Two important factors that contribute to these mood disorders include pain and a patient’s feelings of a lack of control before being discharged. Additionally, a prior history of psychological disorders (including substance abuse) can increase the likelihood of suffering from a post-injury mood disorder.12 The wide range of mood disorders that can affect a patient and the fact that such disorders often go undetected, clinicians need to distinguish “between the physiological and the pathological” and “determine who is actually clinically depressed”.13 To do this a number of scales have been developed to evaluate patients for post-traumatic psychological problems.

Successful coping often requires psychological support and interventions from rehabilitation professionals over the course of a patient’s recovery and at times even longer. Therefore, key responsibilities of health care professionals include the promotion of emotional well-being and the prevention or detection of depression and/or anxiety.
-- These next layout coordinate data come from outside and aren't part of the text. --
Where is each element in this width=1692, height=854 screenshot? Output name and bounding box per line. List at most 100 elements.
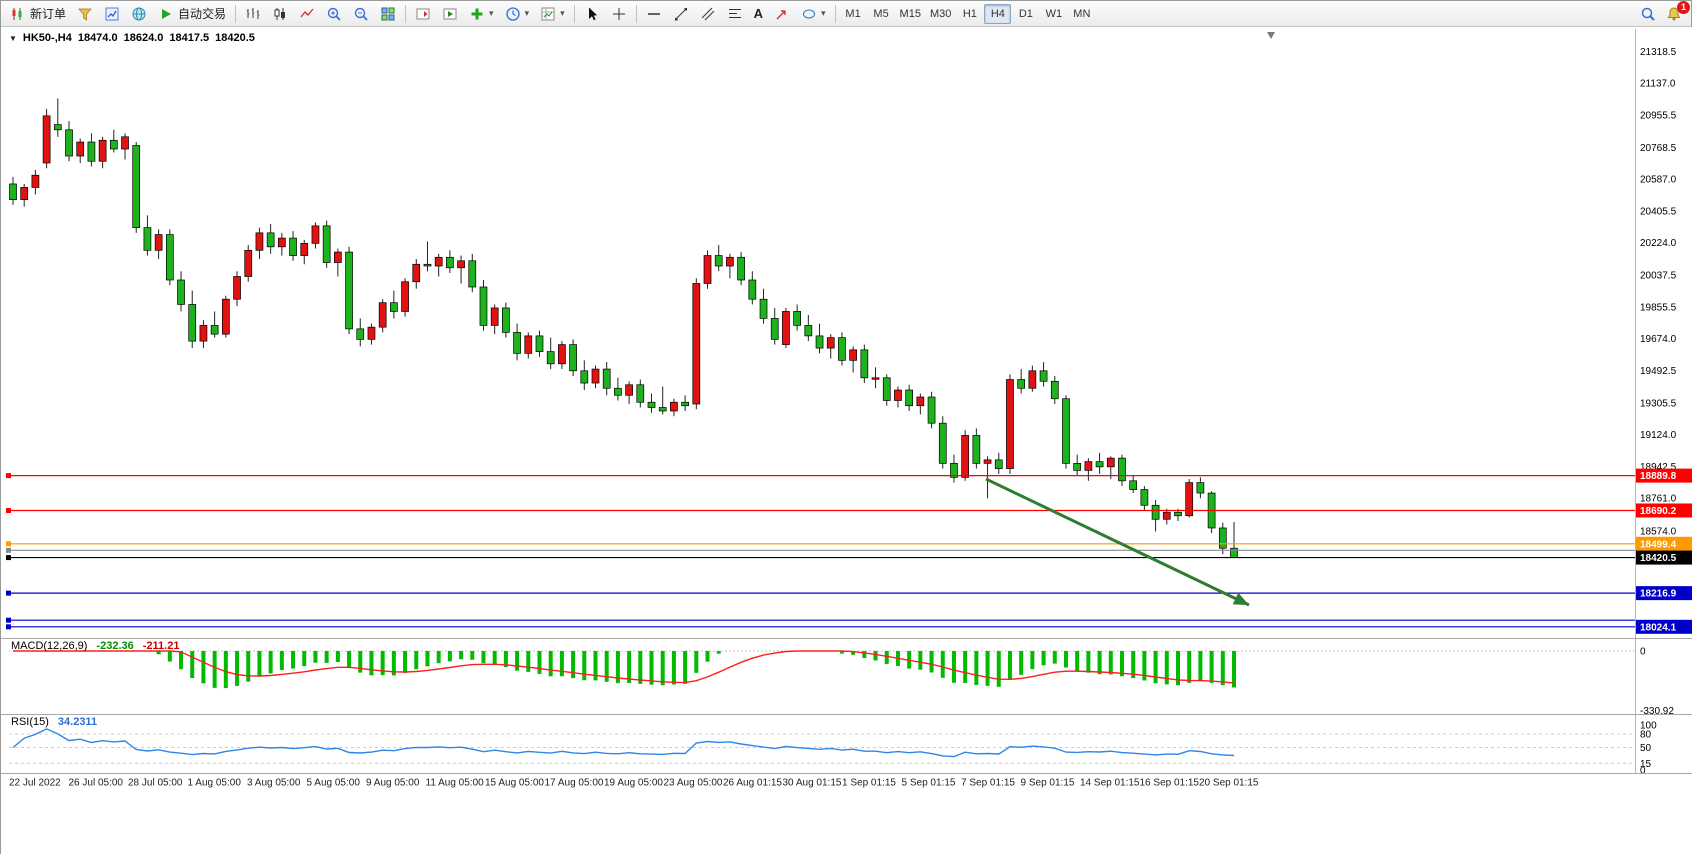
auto-scroll-button[interactable] [437,3,463,25]
zoom-out-button[interactable] [348,3,374,25]
date-axis-label: 26 Jul 05:00 [69,778,124,789]
autotrading-play-icon [162,8,172,19]
collapse-panel-icon[interactable]: ▼ [9,33,17,43]
arrows-tool-button[interactable] [769,3,795,25]
candle-up [894,389,902,401]
timeframe-mn-button[interactable]: MN [1068,4,1095,24]
trendline-button[interactable] [668,3,694,25]
timeframe-h4-button[interactable]: H4 [984,3,1012,24]
chart-line-button[interactable] [294,3,320,25]
candle-down [468,260,477,288]
candle-up [1084,461,1093,471]
timeframe-w1-button[interactable]: W1 [1040,4,1067,24]
macd-axis-label: -330.92 [1640,706,1674,717]
date-axis-label: 15 Aug 05:00 [485,778,544,789]
candle-up [849,349,857,361]
periods-button[interactable]: ▾ [500,3,535,25]
crosshair-icon [612,7,625,20]
tile-windows-button[interactable] [375,3,401,25]
crosshair-button[interactable] [606,3,632,25]
cursor-button[interactable] [579,3,605,25]
market-watch-button[interactable] [72,3,98,25]
candle-up [961,435,970,478]
zoom-in-button[interactable] [321,3,347,25]
price-axis-label: 18942.5 [1640,462,1677,473]
search-button[interactable] [1635,3,1661,25]
timeframe-m15-button[interactable]: M15 [896,4,925,24]
timeframe-d1-button[interactable]: D1 [1012,4,1039,24]
candle-down [87,141,96,162]
price-axis-label: 19305.5 [1640,399,1677,410]
new-order-button[interactable]: 新订单 [5,3,71,25]
chart-candles-button[interactable] [267,3,293,25]
trendline-icon [674,7,687,20]
candle-up [782,311,790,345]
candle-up [558,344,566,365]
text-tool-label: A [753,6,764,21]
rsi-axis-label: 100 [1640,721,1657,732]
candle-down [580,370,589,384]
candle-down [9,183,17,201]
candle-down [614,387,622,396]
candle-down [927,396,936,424]
price-tag [1636,468,1692,483]
candle-down [938,422,947,464]
candle-up [300,242,309,256]
horizontal-line-button[interactable] [641,3,667,25]
date-axis-label: 16 Sep 01:15 [1140,778,1200,789]
chart-shift-button[interactable] [410,3,436,25]
price-tag-label: 18420.5 [1640,553,1677,564]
timeframe-m30-button[interactable]: M30 [926,4,955,24]
candle-down [1073,463,1082,471]
date-axis-label: 30 Aug 01:15 [783,778,842,789]
price-tag [1636,586,1692,601]
rsi-axis-label: 50 [1640,743,1652,754]
fibonacci-button[interactable] [722,3,748,25]
candle-down [1140,489,1149,506]
candle-down [770,318,779,340]
candle-up [31,174,40,188]
chart-bars-button[interactable] [240,3,266,25]
candle-up [255,232,264,251]
line-anchor [6,507,11,513]
timeframe-m1-button[interactable]: M1 [840,4,867,24]
candle-down [636,384,645,403]
shapes-dropdown-button[interactable]: ▾ [796,3,831,25]
candle-up [703,255,712,284]
candle-down [1129,480,1138,490]
chart-shift-marker[interactable] [1267,32,1275,39]
candle-down [905,389,913,407]
timeframe-h1-button[interactable]: H1 [956,4,983,24]
candle-down [569,344,577,372]
quote-close: 18420.5 [215,32,255,44]
candle-up [221,298,230,335]
macd-signal-value: -211.21 [142,640,180,652]
channel-button[interactable] [695,3,721,25]
macd-axis-label: 0 [1640,647,1646,658]
candle-down [1017,379,1026,389]
price-tag [1636,550,1692,565]
candle-down [513,332,521,354]
new-order-label: 新订单 [30,7,67,21]
candle-down [210,325,219,335]
equidistant-channel-icon [701,7,714,20]
autotrading-button[interactable]: 自动交易 [153,3,231,25]
text-tool-button[interactable]: A [749,3,768,25]
line-anchor [6,541,11,547]
candle-down [423,263,432,267]
price-axis-label: 19492.5 [1640,366,1677,377]
indicators-button[interactable]: ▾ [464,3,499,25]
templates-button[interactable]: ▾ [535,3,570,25]
chart-canvas[interactable]: 21318.5 21137.0 20955.5 20768.5 20587.0 20405… [1,27,1692,854]
navigator-button[interactable] [126,3,152,25]
timeframe-m5-button[interactable]: M5 [868,4,895,24]
alerts-button[interactable]: 1 [1661,0,1690,25]
candle-up [826,337,835,349]
date-axis-label: 14 Sep 01:15 [1080,778,1140,789]
arrow-tool-icon [776,9,786,19]
trend-arrow[interactable] [985,477,1250,607]
rsi-axis-label: 15 [1640,759,1652,770]
data-window-button[interactable] [99,3,125,25]
date-axis-label: 19 Aug 05:00 [604,778,663,789]
date-axis-label: 1 Aug 05:00 [188,778,242,789]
Beyond detecting these disorders, interventions in a sub-clinical stage may also mitigate the risks of acquiring them. Immediately after an SCI patient’s physical condition has been stabilized, such interventions should begin. Missed diagnoses can obviously have detrimental consequences. Interventions and therapies aimed at successful coping with SCI will contribute to emotional well-being and quality of life of a patient and his family not only in the short-term.

From the very early stages of an SCI patient’s rehabilitation, general approaches can be undertaken to promote his or her emotional well-being and minimize the risks of developing depression or anxiety. Such measures may include:

  • Treatment of pain
  • Early, but structured, opportunities for family visits
  • Maintaining the day/awake, night/sleep cycle
  • Social support for financial problems
  • A supportive atmosphere with respect to the health care team; this should include identification and simple explanations of procedures.13

Once an evaluation has been undertaken, specific interventions to support the patient’s emotional well-being can be implemented. For SCI patients, such interventions should help to support patients in their search for coping strategies that correspond to their needs and the stresses they confront in their specific situation.8

Psycho-social and emotional interventions can be undertaken utilizing a range of approaches:

  • Group-based interventions - including coping effectiveness training that teaches appraisal skills and cognitive behavioural coping skills.17 Additionally, group activities such as “learning by doing” courses and city trainings can be beneficial.
  • Individual counseling, such as cognitive behavioural therapy (see Box), and additionally for cases of PTSD, hypnotherapy and psychodynamic treatment3
  • Pharmacotherapy, generally for treating Posttraumatic Stress Disorder (PTSD)3
Once an evalutation has been undertaken, specific interventions to support the patient's emotional well-being can be implemented.

This case study aims to illustrate one patient’s experience of stress in relation to her emotional well-being and the overall impact of individual coping styles in the rehabilitation process. The stressful experience of future uncertainty following a traumatic SCI and the challenges for the health care team in their efforts to support her emotional well-being during post-acute rehabilitation will also be described.